Circa 1000 persone, provenienti da diverse regioni italiane, sono riunite intorno all’altare dopo aver recitato il Rosario e dopo aver preso parte all’adozione eucaristica.
La Comunità organizza periodicamente incontri come quello odierno.
Il 28 aprile scorso preghiera e Celebrazione Eucaristica si sono svolti nella cattedrale di San Riffino in Assisi. Ma San Giovanni Rotondo resta la meta più frequente dei cenacoli, per la particolare spiritualità impressa dal maestro Afrune all’organizzazione, ispirandosi agli insegnanti di san Pio da a Pietrelcina.
All’inizio della liturgia, il card. De Giorgi ha ricordato con commozione la figura di mons. Michele Castoro, suo terzo successore sulla cattedra di Oria, al quale era legato da paterna amicizia.

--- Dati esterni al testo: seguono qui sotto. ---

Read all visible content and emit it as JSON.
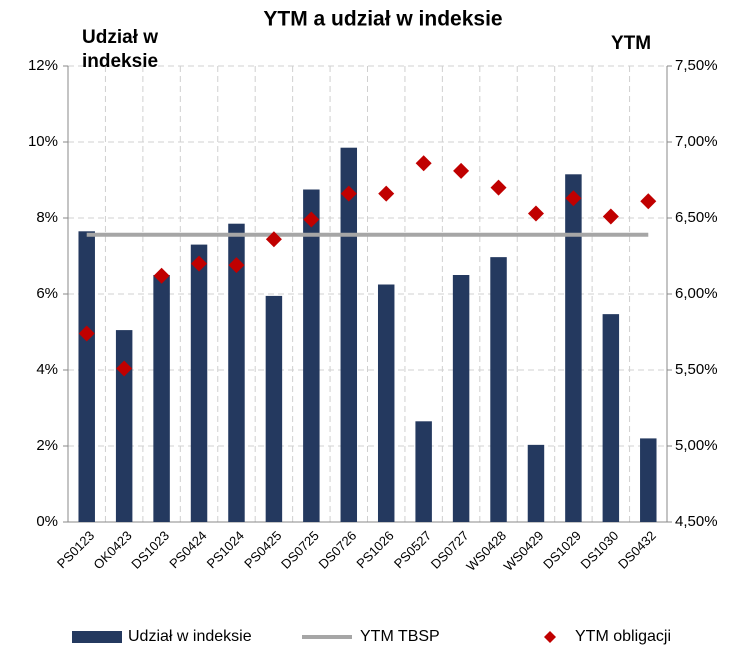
{
  "chart_data": {
    "type": "bar_line",
    "title": "YTM a udział w indeksie",
    "y_label": "Udział w indeksie",
    "y2_label": "YTM",
    "categories": [
      "PS0123",
      "OK0423",
      "DS1023",
      "PS0424",
      "PS1024",
      "PS0425",
      "DS0725",
      "DS0726",
      "PS1026",
      "PS0527",
      "DS0727",
      "WS0428",
      "WS0429",
      "DS1029",
      "DS1030",
      "DS0432"
    ],
    "series": [
      {
        "name": "Udział w indeksie",
        "type": "bar",
        "color": "#24395f",
        "values": [
          7.65,
          5.05,
          6.5,
          7.3,
          7.85,
          5.95,
          8.75,
          9.85,
          6.25,
          2.65,
          6.5,
          6.97,
          2.03,
          9.15,
          5.47,
          2.2
        ]
      },
      {
        "name": "YTM TBSP",
        "type": "line",
        "axis": "y2",
        "color": "#a6a6a6",
        "values": [
          6.39,
          6.39,
          6.39,
          6.39,
          6.39,
          6.39,
          6.39,
          6.39,
          6.39,
          6.39,
          6.39,
          6.39,
          6.39,
          6.39,
          6.39,
          6.39
        ]
      },
      {
        "name": "YTM obligacji",
        "type": "scatter",
        "axis": "y2",
        "color": "#c00000",
        "values": [
          5.74,
          5.51,
          6.12,
          6.2,
          6.19,
          6.36,
          6.49,
          6.66,
          6.66,
          6.86,
          6.81,
          6.7,
          6.53,
          6.63,
          6.51,
          6.61
        ]
      }
    ],
    "ylim": [
      0,
      12
    ],
    "yticks": [
      {
        "value": 0,
        "label": "0%"
      },
      {
        "value": 2,
        "label": "2%"
      },
      {
        "value": 4,
        "label": "4%"
      },
      {
        "value": 6,
        "label": "6%"
      },
      {
        "value": 8,
        "label": "8%"
      },
      {
        "value": 10,
        "label": "10%"
      },
      {
        "value": 12,
        "label": "12%"
      }
    ],
    "y2lim": [
      4.5,
      7.5
    ],
    "y2ticks": [
      {
        "value": 4.5,
        "label": "4,50%"
      },
      {
        "value": 5,
        "label": "5,00%"
      },
      {
        "value": 5.5,
        "label": "5,50%"
      },
      {
        "value": 6,
        "label": "6,00%"
      },
      {
        "value": 6.5,
        "label": "6,50%"
      },
      {
        "value": 7,
        "label": "7,00%"
      },
      {
        "value": 7.5,
        "label": "7,50%"
      }
    ],
    "grid": true,
    "legend": "bottom"
  }
}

Nella foto la canatutrice Dajana voce solista nel coro che anima la Santa Messa
Giuseppe Afrune

Dobbiamo camminare secondo lo Spirito Santo

Nell’omelia, il porporato ha esortato: “Dobbiamo camminare seguendo lo Spirito Santo, non le opinioni, le mode, le false illusioni del mondo”, ricordando che là Pentecoste si rinnova nei sacramenti, con particolare frequenza nell’Eucaristia. “Purtroppo – ha aggiunto – tanti nostri fratelli la domenica pensano a tutto e a tutti, fuorché al Signore”. Infine il card. De Giorgi ha esortato a trarre la “luce del nostro cammino” dalla Sacra Scrittura e ha proposto: “Tutti i giorni, per almeno cinque minuti, lasciate tutto, spegnete il televisore, prendete la Bibbia in mano e leggete una pagina del Vangelo”.